Tutto quello che è stato trovato in quella stanza (teatro Franco Graziani all’interno della Fortezza, ndr) è servito a tutt’altro. L’essenza di ogni cosa uscendo da quel luogo subiva una trasformazione. Molte scene sono state trovate direttamente nel cortile (il palcoscenico all’aperto dove avviene lo spettacolo, ndr) e la modalità è quella di far nascere e lasciare che si trasformi in qualcos’altro grazie ad un’evoluzione drammaturgica che avveniva di conseguenza».

Riccardo II (Atto IV Scena I)

Tu stai lì a guardarmi, mentre la mia miseria mi tormenta,

mostrando una pietà solo esteriore.

Tu mi hai consegnato alla mia croce amara e l’acqua non può lavare il tuo peccato.

Guarda ora come mi disfo di me stesso.

Mi tolgo questo grave peso dalla testa,

questo scomodo scettro dalla mano

e dal cuore l’orgoglio del potere regale.

Con le mie stesse lacrime lavo la mia unzione,

con le mie stesse mani consegno la mia corona,

con la mia stessa lingua nego il mio sacro stato,

con il mio stesso respiro sciolgo tutti i dovuti giuramenti,

abbandono tutta la mia maestà.

Rinuncio ai miei palazzi, ai profitti, alle rendite,

annullo i miei atti, decreti e statuti.

Io che non ho nulla, da nulla addolorato.

Possa tu vivere a lungo e io possa riposare in un pezzo di terra.

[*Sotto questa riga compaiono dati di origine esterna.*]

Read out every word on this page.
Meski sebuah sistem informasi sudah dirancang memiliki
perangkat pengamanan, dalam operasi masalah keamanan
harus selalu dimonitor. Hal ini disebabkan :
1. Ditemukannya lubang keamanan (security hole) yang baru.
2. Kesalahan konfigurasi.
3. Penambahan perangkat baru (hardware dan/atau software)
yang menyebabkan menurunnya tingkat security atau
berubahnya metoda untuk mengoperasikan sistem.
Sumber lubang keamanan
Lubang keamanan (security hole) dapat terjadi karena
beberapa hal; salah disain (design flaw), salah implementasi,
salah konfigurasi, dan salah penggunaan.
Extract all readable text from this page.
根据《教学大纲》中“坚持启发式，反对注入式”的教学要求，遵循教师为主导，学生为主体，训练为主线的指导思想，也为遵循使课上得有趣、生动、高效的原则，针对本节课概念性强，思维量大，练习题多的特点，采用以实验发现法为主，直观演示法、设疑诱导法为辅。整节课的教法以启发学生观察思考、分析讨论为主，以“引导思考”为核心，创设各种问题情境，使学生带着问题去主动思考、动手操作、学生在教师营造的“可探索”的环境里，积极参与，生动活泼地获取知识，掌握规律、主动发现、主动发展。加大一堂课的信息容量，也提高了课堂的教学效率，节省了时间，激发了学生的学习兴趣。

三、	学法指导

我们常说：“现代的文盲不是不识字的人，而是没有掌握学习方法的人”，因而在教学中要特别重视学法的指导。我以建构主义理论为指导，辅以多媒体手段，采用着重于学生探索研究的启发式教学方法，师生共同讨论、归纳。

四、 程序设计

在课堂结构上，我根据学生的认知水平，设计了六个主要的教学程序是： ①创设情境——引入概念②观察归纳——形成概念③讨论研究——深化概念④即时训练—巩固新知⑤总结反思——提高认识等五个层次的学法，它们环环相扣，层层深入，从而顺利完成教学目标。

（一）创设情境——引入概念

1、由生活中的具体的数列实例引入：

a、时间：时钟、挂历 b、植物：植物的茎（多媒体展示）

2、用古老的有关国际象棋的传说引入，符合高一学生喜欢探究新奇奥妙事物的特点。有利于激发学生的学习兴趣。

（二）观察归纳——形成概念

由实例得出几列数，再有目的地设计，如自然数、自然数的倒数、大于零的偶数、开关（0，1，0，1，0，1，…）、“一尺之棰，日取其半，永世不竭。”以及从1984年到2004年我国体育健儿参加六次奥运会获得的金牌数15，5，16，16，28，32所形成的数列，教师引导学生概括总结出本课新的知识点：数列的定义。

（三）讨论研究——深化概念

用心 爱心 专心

Io non devo essere niente.

Ora è tempo del silenzio. La sospensione del giudizio per depositare i pensieri e le azioni. Le pagine richiuse si riappropriano del loro sapere. Il clamore della voci è sfumato via. Tacere dopo aver vissuto «l’apoteosi di quella utopia della libertà di poter sempre riscrivere tutto, anche quello che sembra impossibile da cambiare e da reinventare.»